When a requisition is vague, HR is forced to interpret intent. Recruiters fill in gaps based on experience or assumptions. Hiring managers then react when the candidates presented don’t match what they had in mind.

This cycle creates frustration on both sides, and it repeats itself role after role. A strong requisition doesn’t remove disagreement, but it gives everyone a shared reference point. It shifts conversations from opinion to alignment.

At a small scale, teams can sometimes get away with informal hiring decisions. Conversations happen quickly. Context lives in people’s heads.

As organizations grow, this breaks down fast. Email threads replace clarity. Approvals become verbal. No one is quite sure who signed off on what, or why the role exists in the first place.

By the time leadership asks for visibility, the trail is already fragmented. This is where hiring starts to feel chaotic, even when teams are capable and well-intentioned.

Strong job requisitions don’t slow hiring down; they protect it.

They create:

  • Clear ownership and accountability
  • Alignment before execution
  • A stable foundation for sourcing and interviewing
  • Faster decisions later because expectations are shared

Most importantly, they allow hiring teams to move forward with confidence instead of constant correction.

If hiring consistently feels slow, frustrating, or unpredictable, it’s worth looking upstream, not downstream. Before changing sourcing strategies or interview formats, ask:

  • Are our requisitions clear and intentional?
  • Do all stakeholders agree on what success looks like?
  • Are we approving roles with clarity or urgency?

Hiring doesn’t break during interviews. It breaks when clarity is missing at the start.

Modern hiring teams need structure without rigidity. Recruitera helps teams create clear, structured job requisitions with defined approval flows, SLAs, and full visibility across stakeholders, while directly connecting approved requisitions to the hiring pipeline. This ensures hiring starts with alignment and stays consistent through every stage that follows.

Most hiring problems don’t start with candidates. They start with decisions that were rushed, unclear, or never fully made.

A strong job requisition forces the right conversations to happen early, when they’re easiest to have and cheapest to change. Fix that foundation, and many of the issues teams struggle with later simply don’t appear. Hiring doesn’t need to be chaotic. But it does need clarity, before the job is ever posted.
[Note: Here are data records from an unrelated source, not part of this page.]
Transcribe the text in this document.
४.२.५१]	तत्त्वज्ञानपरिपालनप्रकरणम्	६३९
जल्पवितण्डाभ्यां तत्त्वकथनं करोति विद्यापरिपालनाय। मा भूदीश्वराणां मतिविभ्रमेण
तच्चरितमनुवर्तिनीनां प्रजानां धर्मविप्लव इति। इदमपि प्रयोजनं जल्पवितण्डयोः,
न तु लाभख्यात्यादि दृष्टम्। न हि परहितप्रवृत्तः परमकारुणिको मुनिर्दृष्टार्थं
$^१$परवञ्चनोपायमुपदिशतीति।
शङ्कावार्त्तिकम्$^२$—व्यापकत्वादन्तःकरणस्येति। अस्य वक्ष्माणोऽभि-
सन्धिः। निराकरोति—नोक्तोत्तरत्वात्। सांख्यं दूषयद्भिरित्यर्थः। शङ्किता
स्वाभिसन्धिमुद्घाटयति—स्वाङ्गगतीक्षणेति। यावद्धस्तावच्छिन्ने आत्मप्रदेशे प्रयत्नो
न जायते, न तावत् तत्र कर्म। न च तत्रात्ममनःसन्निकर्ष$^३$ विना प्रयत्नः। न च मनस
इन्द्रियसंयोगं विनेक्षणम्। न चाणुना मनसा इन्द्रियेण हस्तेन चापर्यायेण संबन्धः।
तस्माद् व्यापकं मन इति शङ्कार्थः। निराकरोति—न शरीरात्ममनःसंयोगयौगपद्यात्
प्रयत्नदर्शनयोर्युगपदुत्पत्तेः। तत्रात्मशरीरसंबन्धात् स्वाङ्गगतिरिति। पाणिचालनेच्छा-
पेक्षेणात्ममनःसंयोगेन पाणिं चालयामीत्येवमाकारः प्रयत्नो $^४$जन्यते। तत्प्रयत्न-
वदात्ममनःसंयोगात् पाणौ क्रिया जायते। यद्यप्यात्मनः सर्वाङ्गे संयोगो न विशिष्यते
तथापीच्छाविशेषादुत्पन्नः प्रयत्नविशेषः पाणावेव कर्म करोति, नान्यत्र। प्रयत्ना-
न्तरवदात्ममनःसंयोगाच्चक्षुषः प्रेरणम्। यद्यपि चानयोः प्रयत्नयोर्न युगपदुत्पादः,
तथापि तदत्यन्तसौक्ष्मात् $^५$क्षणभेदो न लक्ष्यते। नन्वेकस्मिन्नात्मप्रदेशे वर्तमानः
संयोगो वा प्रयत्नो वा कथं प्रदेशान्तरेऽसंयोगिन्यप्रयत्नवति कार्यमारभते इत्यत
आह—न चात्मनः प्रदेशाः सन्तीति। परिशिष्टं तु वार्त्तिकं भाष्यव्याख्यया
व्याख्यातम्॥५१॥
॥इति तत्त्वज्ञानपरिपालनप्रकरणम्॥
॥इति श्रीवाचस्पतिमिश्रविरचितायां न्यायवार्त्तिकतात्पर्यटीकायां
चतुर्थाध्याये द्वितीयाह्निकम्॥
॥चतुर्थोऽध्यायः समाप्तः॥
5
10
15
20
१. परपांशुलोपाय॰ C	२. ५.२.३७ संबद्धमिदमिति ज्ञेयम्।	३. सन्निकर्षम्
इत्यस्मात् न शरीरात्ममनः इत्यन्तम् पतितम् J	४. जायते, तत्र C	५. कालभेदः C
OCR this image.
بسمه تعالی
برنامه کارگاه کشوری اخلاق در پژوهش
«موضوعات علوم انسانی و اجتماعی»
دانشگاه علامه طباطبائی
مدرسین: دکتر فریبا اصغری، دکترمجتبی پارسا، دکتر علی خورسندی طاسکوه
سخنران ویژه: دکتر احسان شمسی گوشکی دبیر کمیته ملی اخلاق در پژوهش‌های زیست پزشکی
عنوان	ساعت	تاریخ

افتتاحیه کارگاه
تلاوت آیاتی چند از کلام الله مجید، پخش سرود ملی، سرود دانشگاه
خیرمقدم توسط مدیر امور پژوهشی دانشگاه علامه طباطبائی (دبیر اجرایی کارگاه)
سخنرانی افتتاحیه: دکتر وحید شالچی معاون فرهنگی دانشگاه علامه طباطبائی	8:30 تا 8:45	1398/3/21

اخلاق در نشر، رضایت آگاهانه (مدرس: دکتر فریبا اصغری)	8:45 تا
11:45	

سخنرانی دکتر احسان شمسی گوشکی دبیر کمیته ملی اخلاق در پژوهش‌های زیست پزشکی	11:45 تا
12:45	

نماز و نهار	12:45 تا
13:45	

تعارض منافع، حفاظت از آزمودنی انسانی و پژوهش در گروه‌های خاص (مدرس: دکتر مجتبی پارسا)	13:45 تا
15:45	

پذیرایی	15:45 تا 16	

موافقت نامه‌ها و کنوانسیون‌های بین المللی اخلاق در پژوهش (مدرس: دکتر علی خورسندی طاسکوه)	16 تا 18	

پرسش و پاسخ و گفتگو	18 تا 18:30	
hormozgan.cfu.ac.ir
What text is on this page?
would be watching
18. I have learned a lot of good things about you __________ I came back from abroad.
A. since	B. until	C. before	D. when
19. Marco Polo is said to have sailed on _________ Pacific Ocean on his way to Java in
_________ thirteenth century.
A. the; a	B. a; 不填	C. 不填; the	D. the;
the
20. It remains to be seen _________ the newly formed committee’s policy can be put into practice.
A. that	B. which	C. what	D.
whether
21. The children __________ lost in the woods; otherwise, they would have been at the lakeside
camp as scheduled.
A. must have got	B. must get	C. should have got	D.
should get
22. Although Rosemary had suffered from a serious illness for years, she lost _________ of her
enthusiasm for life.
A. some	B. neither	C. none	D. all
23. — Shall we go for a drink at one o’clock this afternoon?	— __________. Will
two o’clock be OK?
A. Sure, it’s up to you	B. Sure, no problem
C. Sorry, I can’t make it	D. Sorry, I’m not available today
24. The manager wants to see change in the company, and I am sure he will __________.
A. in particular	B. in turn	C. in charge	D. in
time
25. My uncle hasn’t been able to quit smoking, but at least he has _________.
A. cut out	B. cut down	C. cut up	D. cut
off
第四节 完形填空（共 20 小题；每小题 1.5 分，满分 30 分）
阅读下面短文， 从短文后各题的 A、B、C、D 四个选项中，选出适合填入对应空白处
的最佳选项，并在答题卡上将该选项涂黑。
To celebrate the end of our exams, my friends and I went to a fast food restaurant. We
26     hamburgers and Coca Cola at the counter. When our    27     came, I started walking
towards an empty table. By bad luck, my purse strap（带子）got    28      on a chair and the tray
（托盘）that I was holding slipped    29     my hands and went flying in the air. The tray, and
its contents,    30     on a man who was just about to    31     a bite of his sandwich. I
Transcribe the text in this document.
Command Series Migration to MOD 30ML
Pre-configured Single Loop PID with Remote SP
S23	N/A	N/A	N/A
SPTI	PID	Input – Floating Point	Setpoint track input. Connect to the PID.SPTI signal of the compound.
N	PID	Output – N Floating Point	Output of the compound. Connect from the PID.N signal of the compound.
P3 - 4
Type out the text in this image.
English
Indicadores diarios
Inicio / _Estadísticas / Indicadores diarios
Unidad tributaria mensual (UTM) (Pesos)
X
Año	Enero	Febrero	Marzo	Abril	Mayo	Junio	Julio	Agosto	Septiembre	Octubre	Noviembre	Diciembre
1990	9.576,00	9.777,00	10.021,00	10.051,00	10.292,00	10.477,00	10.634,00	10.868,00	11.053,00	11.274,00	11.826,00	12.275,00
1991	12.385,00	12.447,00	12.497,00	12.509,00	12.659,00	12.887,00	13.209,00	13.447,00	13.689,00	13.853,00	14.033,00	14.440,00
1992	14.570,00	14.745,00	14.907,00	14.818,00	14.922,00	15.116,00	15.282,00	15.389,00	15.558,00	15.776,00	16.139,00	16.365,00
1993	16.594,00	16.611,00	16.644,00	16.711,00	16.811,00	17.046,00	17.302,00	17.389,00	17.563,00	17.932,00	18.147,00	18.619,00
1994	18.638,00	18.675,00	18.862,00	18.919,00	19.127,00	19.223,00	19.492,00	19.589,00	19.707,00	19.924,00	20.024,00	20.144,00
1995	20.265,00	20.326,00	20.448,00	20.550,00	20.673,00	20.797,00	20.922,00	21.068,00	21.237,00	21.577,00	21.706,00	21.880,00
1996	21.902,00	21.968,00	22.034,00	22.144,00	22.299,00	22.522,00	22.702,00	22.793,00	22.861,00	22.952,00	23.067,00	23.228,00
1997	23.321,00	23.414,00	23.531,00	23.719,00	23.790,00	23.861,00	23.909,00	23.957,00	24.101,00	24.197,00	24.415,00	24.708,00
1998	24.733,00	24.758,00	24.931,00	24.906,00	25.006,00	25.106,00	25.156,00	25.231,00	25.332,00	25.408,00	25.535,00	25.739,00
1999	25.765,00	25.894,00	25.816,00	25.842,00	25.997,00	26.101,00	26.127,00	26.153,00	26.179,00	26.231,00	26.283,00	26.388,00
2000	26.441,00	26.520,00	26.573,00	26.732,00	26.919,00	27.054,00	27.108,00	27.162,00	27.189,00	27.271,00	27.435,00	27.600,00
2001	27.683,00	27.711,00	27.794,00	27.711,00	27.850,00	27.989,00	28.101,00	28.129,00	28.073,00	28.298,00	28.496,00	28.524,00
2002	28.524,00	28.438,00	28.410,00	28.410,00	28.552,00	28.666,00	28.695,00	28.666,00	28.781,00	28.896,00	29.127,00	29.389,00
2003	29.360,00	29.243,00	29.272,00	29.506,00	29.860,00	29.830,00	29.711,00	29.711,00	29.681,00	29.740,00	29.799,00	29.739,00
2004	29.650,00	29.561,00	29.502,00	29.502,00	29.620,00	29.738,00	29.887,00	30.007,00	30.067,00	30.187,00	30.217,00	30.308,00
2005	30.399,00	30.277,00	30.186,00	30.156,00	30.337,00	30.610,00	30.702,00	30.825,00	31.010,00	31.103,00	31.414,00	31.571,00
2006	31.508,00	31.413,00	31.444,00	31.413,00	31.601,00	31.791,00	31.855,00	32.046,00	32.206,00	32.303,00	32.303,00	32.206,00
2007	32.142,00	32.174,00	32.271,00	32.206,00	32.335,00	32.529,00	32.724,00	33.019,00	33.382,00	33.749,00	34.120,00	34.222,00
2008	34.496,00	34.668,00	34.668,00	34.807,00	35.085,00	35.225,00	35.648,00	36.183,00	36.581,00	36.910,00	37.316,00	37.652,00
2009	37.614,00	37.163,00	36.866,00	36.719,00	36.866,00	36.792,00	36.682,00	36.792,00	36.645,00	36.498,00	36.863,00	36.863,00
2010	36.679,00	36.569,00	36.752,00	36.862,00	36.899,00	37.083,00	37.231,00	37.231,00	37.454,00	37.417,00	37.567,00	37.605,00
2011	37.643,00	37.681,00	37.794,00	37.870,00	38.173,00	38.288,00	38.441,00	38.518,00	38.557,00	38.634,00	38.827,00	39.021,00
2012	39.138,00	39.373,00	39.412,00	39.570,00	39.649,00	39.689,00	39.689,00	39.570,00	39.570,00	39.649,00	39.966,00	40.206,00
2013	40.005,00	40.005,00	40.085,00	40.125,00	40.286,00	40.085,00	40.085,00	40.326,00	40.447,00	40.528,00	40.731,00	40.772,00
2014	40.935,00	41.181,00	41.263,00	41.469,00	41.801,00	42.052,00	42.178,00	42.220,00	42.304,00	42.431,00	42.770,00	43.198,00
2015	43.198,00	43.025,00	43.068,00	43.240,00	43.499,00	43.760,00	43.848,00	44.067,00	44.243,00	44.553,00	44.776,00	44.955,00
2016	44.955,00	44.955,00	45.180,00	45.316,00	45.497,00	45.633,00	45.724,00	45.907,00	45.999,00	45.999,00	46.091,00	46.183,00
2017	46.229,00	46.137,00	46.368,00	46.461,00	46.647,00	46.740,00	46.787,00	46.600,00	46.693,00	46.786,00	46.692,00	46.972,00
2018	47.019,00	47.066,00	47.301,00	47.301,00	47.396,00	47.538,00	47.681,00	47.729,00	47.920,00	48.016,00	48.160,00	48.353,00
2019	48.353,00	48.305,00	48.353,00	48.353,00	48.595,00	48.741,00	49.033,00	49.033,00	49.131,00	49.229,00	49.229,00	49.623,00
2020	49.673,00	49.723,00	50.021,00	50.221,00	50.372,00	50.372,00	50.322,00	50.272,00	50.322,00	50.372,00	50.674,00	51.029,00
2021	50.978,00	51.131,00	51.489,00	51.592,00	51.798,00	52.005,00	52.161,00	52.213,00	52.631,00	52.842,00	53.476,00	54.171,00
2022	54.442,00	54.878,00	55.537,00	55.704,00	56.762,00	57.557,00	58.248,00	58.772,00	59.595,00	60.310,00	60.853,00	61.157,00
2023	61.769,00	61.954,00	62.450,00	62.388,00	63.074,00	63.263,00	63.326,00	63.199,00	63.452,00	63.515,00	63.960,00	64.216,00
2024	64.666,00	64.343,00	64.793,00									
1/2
1. What is a request for employment?

The internal brief that outlines the purpose of a position, the necessary qualifications, the level, the budget, and the person who must authorize the appointment is called a job requisition.

2. What is the impact on hiring of a broken job requisition?

Because everyone has different goals in mind, it causes expectations to change, slows down decision-making, and results in mis-hires.

3. What should be included in a compelling job request?

A clear business reason, 3–5 success measures (6–12 months), must-have vs nice-to-have abilities, seniority/budget, and decision owner/approval flow.

4. How can I rapidly fix a faulty request that already exists?

Put the process on hold, get stakeholders to agree on goals and success indicators, modify the brief, and then resume sourcing using the updated standards.